Around 6.30pm, devotees from the Leng San Giam Dou Mu Gong brought in their dragon boat by forklift, to the same pier as their receiving ritual nine days earlier.

Prayers were then conducted on-site.


Close to 9pm, the main body from the temple arrived. Devotees carried and rocked nine sedan chairs bearing nine urns for the Nine Emperor Gods. Selected acolytes, kneeling the whole way, reverently carried the nine urns down the pier to be loaded onto the dragon boat.




As devotees thronged the pier, kneeling and kowtowing, a tugboat gently towed the dragon boat out to sea, where it was put to flames.


Meanwhile, less than a kilometre away, Hougang Dou Mu Gong’s send-off ritual was nearing its conclusion too.


It was a 15-minute walk from Punggol Marina to Pulau Punggol Timor via Seletar North Link, and to the ceremony site next to PPT Lodge 1A, a foreign worker dormitory.


The event attendance was significantly larger, with a bigger budget - fireworks, a concert stage, and large TV screens beaming a live feed of the ritual by the sea. However, most attendees were kept a distance away from the actual ceremony and dragon boat.





Around 10.30pm, the dragon boat was brought out to sea; again, flames lit up the night sky as the boat was torched.

As devotees filed out of the site, a brisk landward wind blew ashes from the burning boat over the crowd, prompting cheers.

On the evening of Sunday, 25 September (the 30th and last day of the 8th Lunar Month), I visited Punggol Marina to catch the arrival of the Nine Emperor Gods.


This was a Qing Shui (请水, literally “Invite Water”) ritual organised by Leng San Giam Dou Mu Gong (龙山岩斗母宮), part of the Ang Mo Kio Joint Temple based at 791 Ang Mo Kio Avenue 1.


Around 6pm, an advance party arrived at one of the piers to set up an altar in the open area. The altar included nine urns for each of the Nine Emperor Gods, and deities from the temple, such as Mazu, Fa Zhu Gong, and Jiu Huang Wu Di (the Fifth Emperor God).




As dusk gave way to night, three priests led a small group of devotees in prayer.

Nine urns were readied for each of the Nine Emperor Gods.


Close to 8pm, the main body from the temple streamed in.

It was time to invite the Nine Emperor Gods. A small group of devotees, with a medium, headed out to sea on a motorboat, while the priests waited at the edge of the pier.

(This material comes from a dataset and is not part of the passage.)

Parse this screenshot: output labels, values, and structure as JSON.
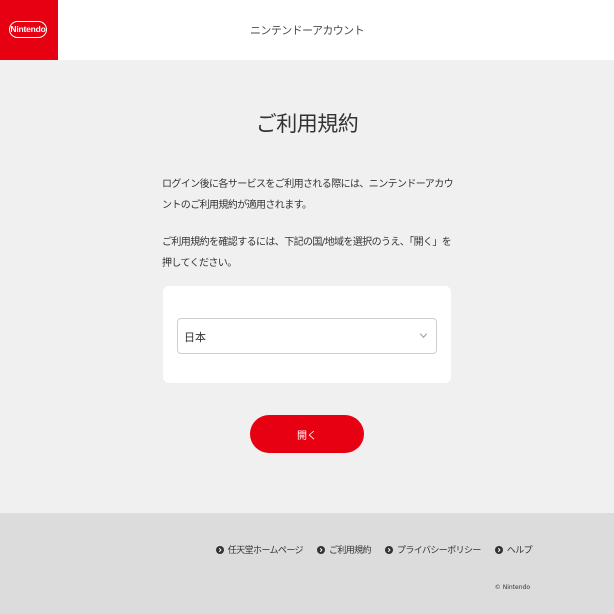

The motorboat returned after 10 minutes; the medium had the Nine Emperor Gods in him. He was led up the pier, where he was greeted by lion dances and hundreds of devotees in a carnival-like atmosphere.

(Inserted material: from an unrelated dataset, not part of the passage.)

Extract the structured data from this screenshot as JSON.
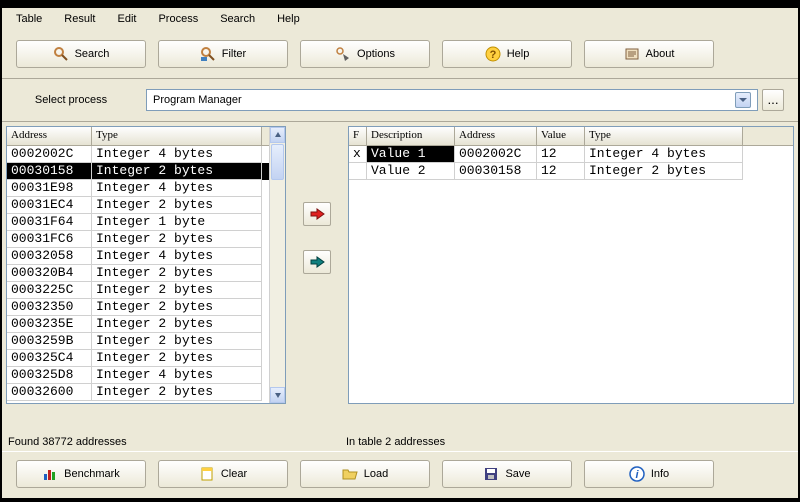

The nine joss sticks he clutched were transferred to the nine urns for the Nine Emperor Gods.

Devotees then carried the nine urns to nine brightly-lit sedan chairs. The sedan chairs were rocked to and fro to cheers and shouts.


Eventually, after a circuitous route, the sedan chairs were carried outside the marina and loaded onto waiting trucks bound for the temple. That will be the abode of the Nine Emperor Gods for the next nine days.


Amidst the modern, expensive yachts and motorboats of the marina, there was space for an ancient tradition going back hundreds, maybe thousands, of years.